Transaction Advisors
MLT Aikins acted as legal counsel for EIC. EY Orenda Corporate Finance Inc. acted as financial advisor and McDougall Gauley acted as legal counsel to DryAir in connection with the transaction.
About Exchange Income Corporation
Exchange Income Corporation is a diversified acquisition-oriented company, focused in two segments: aerospace, aviation and manufacturing. The Corporation uses a disciplined acquisition strategy to identify already profitable, well-established companies that have strong management teams, generate steady cash flow, operate in niche markets and have opportunities for organic growth. For more information on the Corporation, please visit www.ExchangeIncomeCorp.ca. Additional information relating to the Corporation, including all public filings, is available on SEDAR (www.sedar.com).
About DryAir
Founded in 1994 by Claude Bourgault, DryAir is one of the world’s leading manufacturers of portable hydronic (glycol-based) climate-controlled equipment. The Company’s head office and manufacturing facilities are in St. Brieux, Saskatchewan. For more information on DryAir, please visit www.dryair.ca.
Caution concerning forward-looking statements
The statements contained in this news release that are forward-looking are based on current expectations and are subject to a number of uncertainties and risks, and actual results may differ materially. These uncertainties and risks include, but are not limited to, risks related to the remaining effects from the COVID-19 pandemic, external risks, operational risks, financial risks and human capital risks. External risks include, but are not limited to, risks associated with economic and geopolitical conditions, competition, availability of government funding for First Nations health care, access to capital, general market trends and innovation, risks associated with uninsured losses, climate and climate related risks, acts of terrorism, pandemic, level and timing of defence spending and security programs and risks associated with environment, social and governance policies and criteria.

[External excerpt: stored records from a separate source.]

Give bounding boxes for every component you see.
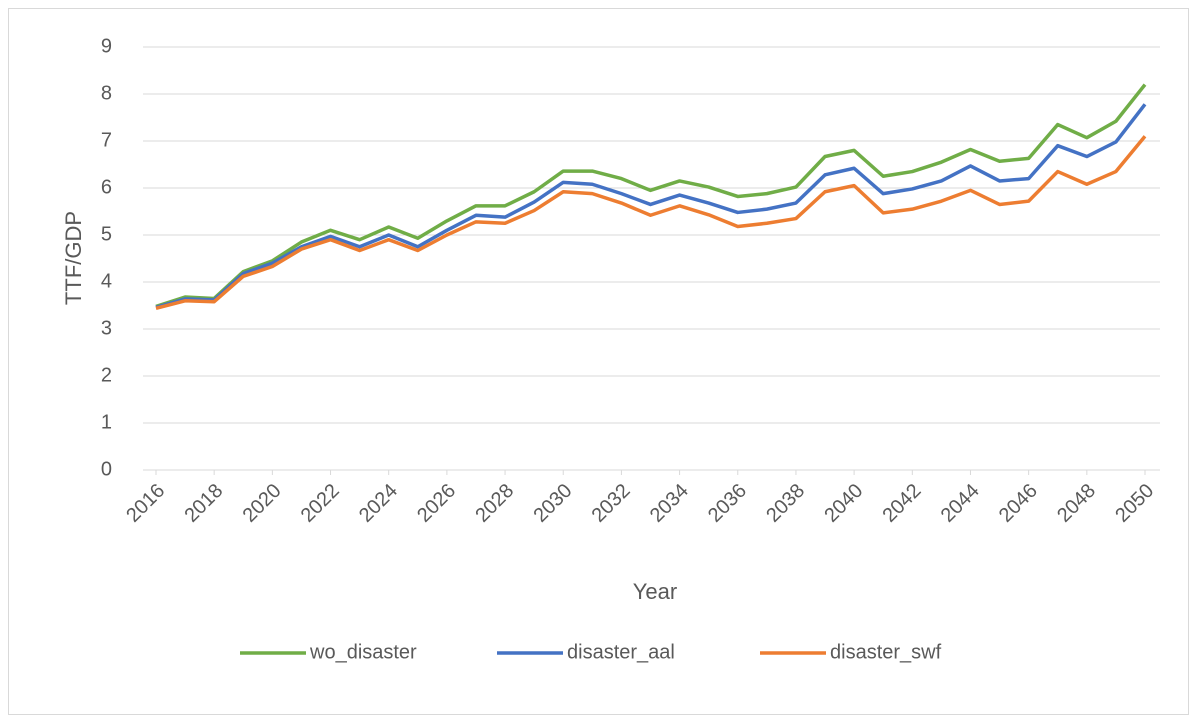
legend-item: disaster_aal — [497, 641, 675, 663]
y-tick-label: 3 — [101, 317, 112, 339]
y-tick-label: 4 — [101, 270, 112, 292]
y-axis-title: TTF/GDP — [61, 211, 86, 305]
y-tick-label: 7 — [101, 129, 112, 151]
legend-item: wo_disaster — [240, 641, 417, 663]
y-tick-label: 9 — [101, 35, 112, 57]
legend-item: disaster_swf — [760, 641, 942, 663]
series-line — [155, 103, 1147, 310]
series-line — [155, 83, 1147, 309]
legend-label: disaster_swf — [830, 641, 942, 663]
y-tick-label: 2 — [101, 364, 112, 386]
y-tick-label: 5 — [101, 223, 112, 245]
chart-frame — [8, 8, 1189, 715]
y-tick-label: 6 — [101, 176, 112, 198]
series-line — [155, 135, 1147, 311]
y-tick-label: 8 — [101, 82, 112, 104]
x-axis-title: Year — [633, 579, 677, 604]
legend-label: disaster_aal — [567, 641, 675, 663]
y-tick-label: 1 — [101, 411, 112, 433]
y-tick-label: 0 — [101, 458, 112, 480]
legend-label: wo_disaster — [309, 641, 417, 663]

Operational risks include, but are not limited to, significant contracts and customers, operational performance and growth, laws, regulations and standards, acquisitions, concentration and diversification, access to parts and relationships with key suppliers, casualty losses, environmental liability, dependence on information systems and technology, international operations, fluctuations in sales and purchase prices of aviation related assets, warranties and performance guarantees, global offset and intellectual property risks. Financial risks include, but are not limited to, availability of future financing, income tax matters, commodity and other inputs, foreign exchange, interest rates, compliance with credit facility and other trust indentures, ability to declare dividends, unpredictability and volatility of security pricing, shareholder dilution and other credit risk. Human capital risks include, but are not limited to, reliance on key personnel, retaining employees and maintenance of appropriate labour relations and potential conflicts of interest.
Except as required by Canadian Securities Law, Exchange Income Corporation does not undertake to update any forward-looking statements; such statements speak only as of the date made. Further information about these and other risks and uncertainties can be found in the disclosure documents filed by Exchange Income Corporation with the securities regulatory authorities, available at www.sedar.com.